Because evaluators and designers were separated over space and time due to the project constraints, we evaluated the therapy explorer through a combination of multiple demonstrations and case studies involving the larger expert team, and several hallway usability tests with novice users. This combined approach enabled faster design cycles than the weekly electronic meetings: novice users captured coarse-level design potential issues, while the experts had final say over design decisions and captured higher-level potential issues. The demonstrations took various forms, from collocated designer-driven demos to collocated novice-driven tests and to expert-driven remote sessions using screen-sharing software.

4.1 Hallway Usability

Hallway usability is a fast, inexpensive method of usability testing in which randomly-selected people—e.g., people passing by in the hallway—are asked to try using a product or service. The approach can help designers identify “brick walls,” problems so serious that users simply cannot advance using the product. In the early stages of design, we employed hallway usability to observe six computer science graduate students use the system. We note that hallway usability tests are in no way large scale user studies, which exceed the scope of visualization design works, but a practical, hands-on approach to improving usability in specific contexts.

We selected a list of reasonably complex tasks for these users (e.g., “Using the tree map representation, display the overall survival probability at 0.5 for a given male Hispanic subject with supraglottic T3-stage cancer”) and gave them the opportunity to use the prototypes after a brief tutorial. We used a think-aloud technique while observing the participants, and used their feedback to improve the design. The approach enabled us, for example, to evaluate informally the workflow benefits of a linked views paradigm as opposed to separate tabs, and the advantages and disadvantages of encodings, for example Kaplan Meier charts, nomograms, treemaps, or mosaic plots.

These tests and feedback indicated, for example, that the workflow was best incorporated in a linked views paradigm (lower time-on-task and fewer clicks), even if this implied less real-estate screen space per encoding, and that in this application mosaic plots were easier to understand than treemaps (higher task success and lower time on task, by a factor as high as 3).

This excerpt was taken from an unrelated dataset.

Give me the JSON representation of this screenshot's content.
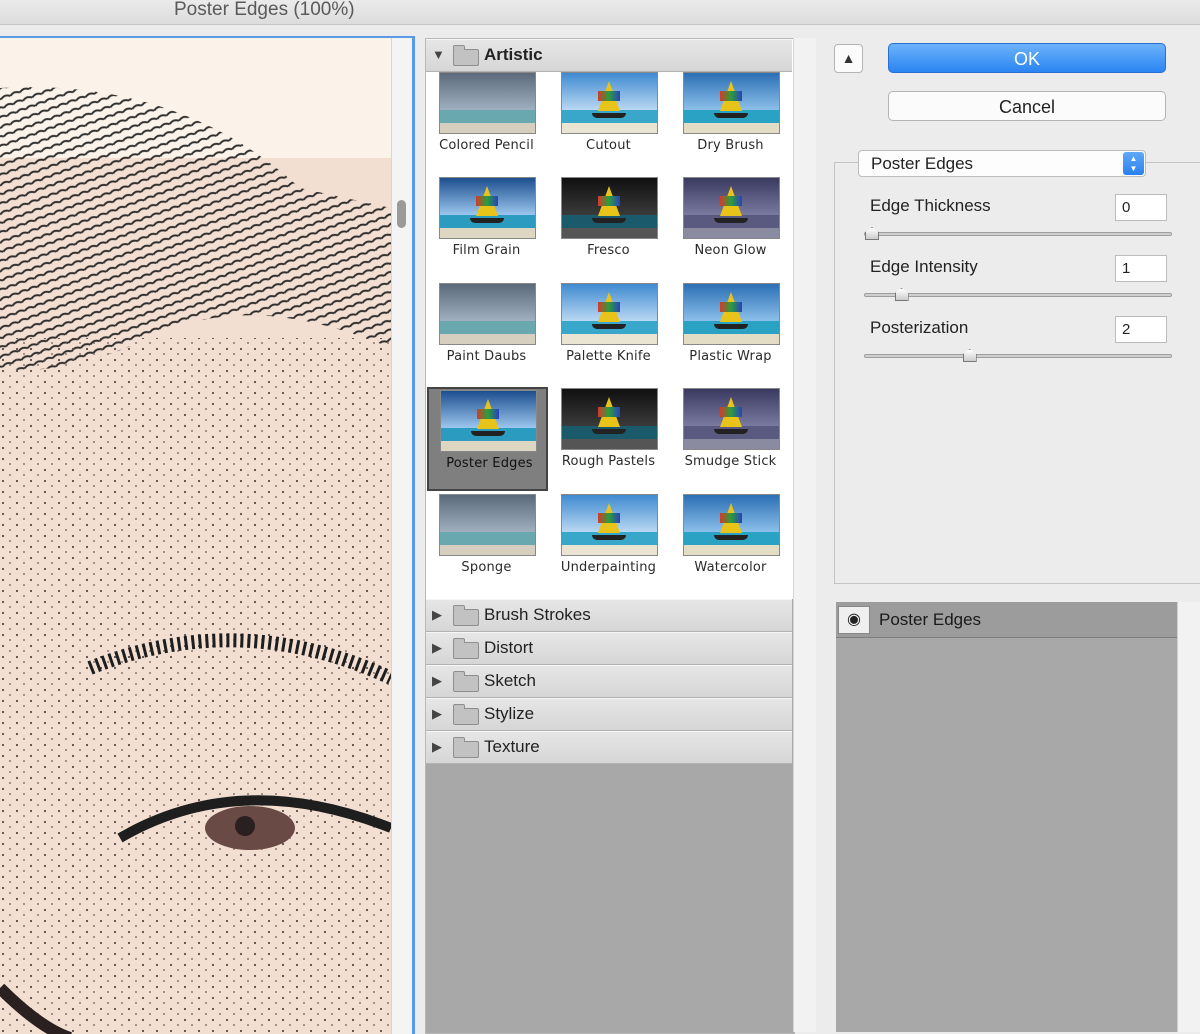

Feedback from the domain experts confirmed these findings during both site visits and remote meetings (e.g., “mosaic plots are absolutely better than treemaps in this case”).

4.2 Expert Case Studies and Feedback

To evaluate the effectiveness of the approach, we have completed two case studies together with domain experts. The case studies were completed in separate sessions, two weeks apart; the second case reflects increased user familiarity with the visual representations. Both case studies involved two senior radiotherapists (one of whom is a practicing clinician), a statistician, and a data mining researcher. The therapy explorer was used on a dataset of 632 patients with head and neck cancer. For these two cases, the experts were given direct access to the web-based explorer, and we used screen sharing with turn taking, and a think-aloud technique to analyze their interactions with the environment. The domain experts have been using this work for over a year [41]. The case studies and verbiage reported below have been abbreviated and simplified for a lay audience.

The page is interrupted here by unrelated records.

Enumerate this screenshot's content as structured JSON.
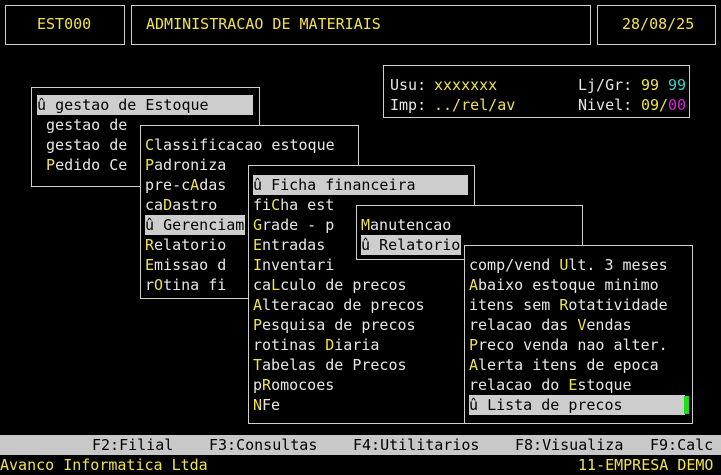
{
  "header": {
    "code": "EST000",
    "title": "ADMINISTRACAO DE MATERIAIS",
    "date": "28/08/25"
  },
  "info": {
    "usu_label": "Usu:",
    "usu_value": "xxxxxxx",
    "imp_label": "Imp:",
    "imp_value": "../rel/av",
    "ljgr_label": "Lj/Gr:",
    "lj_value": "99",
    "gr_value": "99",
    "nivel_label": "Nivel:",
    "nivel_value": "09",
    "nivel_sep": "/",
    "nivel_value2": "00"
  },
  "menu1": {
    "items": [
      {
        "pre": "û ",
        "hot": "",
        "rest": "gestao de Estoque"
      },
      {
        "pre": " ",
        "hot": "",
        "rest": "gestao de"
      },
      {
        "pre": " ",
        "hot": "",
        "rest": "gestao de"
      },
      {
        "pre": " ",
        "hot": "P",
        "rest": "edido Ce"
      }
    ]
  },
  "menu2": {
    "items": [
      {
        "pre": "",
        "hot": "C",
        "rest": "lassificacao estoque"
      },
      {
        "pre": "",
        "hot": "P",
        "rest": "adroniza"
      },
      {
        "pre": "",
        "hot": "",
        "rest": "pre-c",
        "hot2": "A",
        "rest2": "das"
      },
      {
        "pre": "",
        "hot": "",
        "rest": "ca",
        "hot2": "D",
        "rest2": "astro"
      },
      {
        "pre": "û ",
        "hot": "",
        "rest": "Gerenciam"
      },
      {
        "pre": "",
        "hot": "R",
        "rest": "elatorio"
      },
      {
        "pre": "",
        "hot": "E",
        "rest": "missao d"
      },
      {
        "pre": "",
        "hot": "",
        "rest": "r",
        "hot2": "O",
        "rest2": "tina fi"
      }
    ]
  },
  "menu3": {
    "items": [
      {
        "pre": "û ",
        "hot": "",
        "rest": "Ficha financeira"
      },
      {
        "pre": "",
        "hot": "",
        "rest": "fi",
        "hot2": "C",
        "rest2": "ha est"
      },
      {
        "pre": "",
        "hot": "G",
        "rest": "rade - p"
      },
      {
        "pre": "",
        "hot": "E",
        "rest": "ntradas"
      },
      {
        "pre": "",
        "hot": "I",
        "rest": "nventari"
      },
      {
        "pre": "",
        "hot": "",
        "rest": "ca",
        "hot2": "L",
        "rest2": "culo de precos"
      },
      {
        "pre": "",
        "hot": "A",
        "rest": "lteracao de precos"
      },
      {
        "pre": "",
        "hot": "P",
        "rest": "esquisa de precos"
      },
      {
        "pre": "",
        "hot": "",
        "rest": "rotinas ",
        "hot2": "D",
        "rest2": "iaria"
      },
      {
        "pre": "",
        "hot": "T",
        "rest": "abelas de Precos"
      },
      {
        "pre": "",
        "hot": "",
        "rest": "p",
        "hot2": "R",
        "rest2": "omocoes"
      },
      {
        "pre": "",
        "hot": "N",
        "rest": "Fe"
      }
    ]
  },
  "menu4": {
    "items": [
      {
        "pre": "",
        "hot": "M",
        "rest": "anutencao"
      },
      {
        "pre": "û ",
        "hot": "",
        "rest": "Relatorio"
      }
    ]
  },
  "menu5": {
    "items": [
      {
        "pre": "",
        "hot": "",
        "rest": "comp/vend ",
        "hot2": "U",
        "rest2": "lt. 3 meses"
      },
      {
        "pre": "",
        "hot": "A",
        "rest": "baixo estoque minimo"
      },
      {
        "pre": "",
        "hot": "",
        "rest": "itens sem ",
        "hot2": "R",
        "rest2": "otatividade"
      },
      {
        "pre": "",
        "hot": "",
        "rest": "relacao das ",
        "hot2": "V",
        "rest2": "endas"
      },
      {
        "pre": "",
        "hot": "P",
        "rest": "reco venda nao alter."
      },
      {
        "pre": "",
        "hot": "A",
        "rest": "lerta itens de epoca"
      },
      {
        "pre": "",
        "hot": "",
        "rest": "relacao do ",
        "hot2": "E",
        "rest2": "stoque"
      },
      {
        "pre": "û ",
        "hot": "",
        "rest": "Lista de precos"
      }
    ]
  },
  "fkeys": [
    "F2:Filial",
    "F3:Consultas",
    "F4:Utilitarios",
    "F8:Visualiza",
    "F9:Calc"
  ],
  "footer": {
    "company": "Avanco Informatica Ltda",
    "empresa": "11-EMPRESA DEMO"
  },
  "colors": {
    "yellow": "#f2e24a",
    "cyan": "#35d0d0",
    "magenta": "#e020e0",
    "highlight": "#cdcdcd",
    "cursor": "#19e019"
  }
}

4.2.1 Patient Prognosis and Therapy Exploration

In the first case study, our collaborators analyzed a specific patient in the repository, with particular emphasis on patient similarity and therapy choice (tasks Task 1 – Task 4). The team selected a specific patient, white female with T4 supraglottic cancer.

The group analysis started directly with the Kiviat comparison panel. In fact, a team member was visually browsing through the patient data using the Kiviats, and the subject caught their eye due to the variation of outcomes in her nearest neighbors: the neighbor glyph colors varied from light blue to orange (Fig. 1). The most promising similar case (third from the bottom, in blue) is very similar—also white female supraglottic, low ecog score, etc—, but has T3 supraglottic cancer.

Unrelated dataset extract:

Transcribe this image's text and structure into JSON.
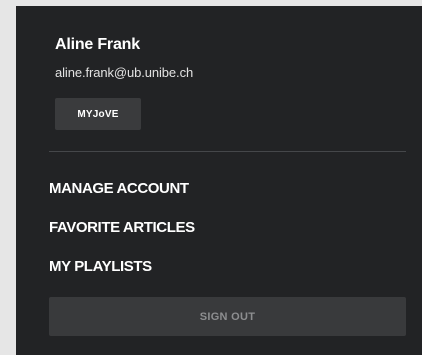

The specialist took note of the demographics of the patient, and proceeded to the mosaic to figure out the context of the patient’s group (white, supraglottic). After interacting with the mosaic, the group noted the T3 female subgroup had particularly low mean survival rates, close to those of the T4 category (Fig 1 mosaic). The Kaplan Meier survival plot also predicted similar trajectories for the T3 and T4 categories. Spurred on by this finding, the analysis moved swiftly to the interactive nomogram panel. After further filtering by gender, T category, and nodal disease, the analysis focused on the two patients most similar to the subject. The group noted with surprise that despite the variation in the treatment course for these patients, the survival outcomes were very similar and fairly low. The clinicians are using these findings to identify high-risk treatment responders.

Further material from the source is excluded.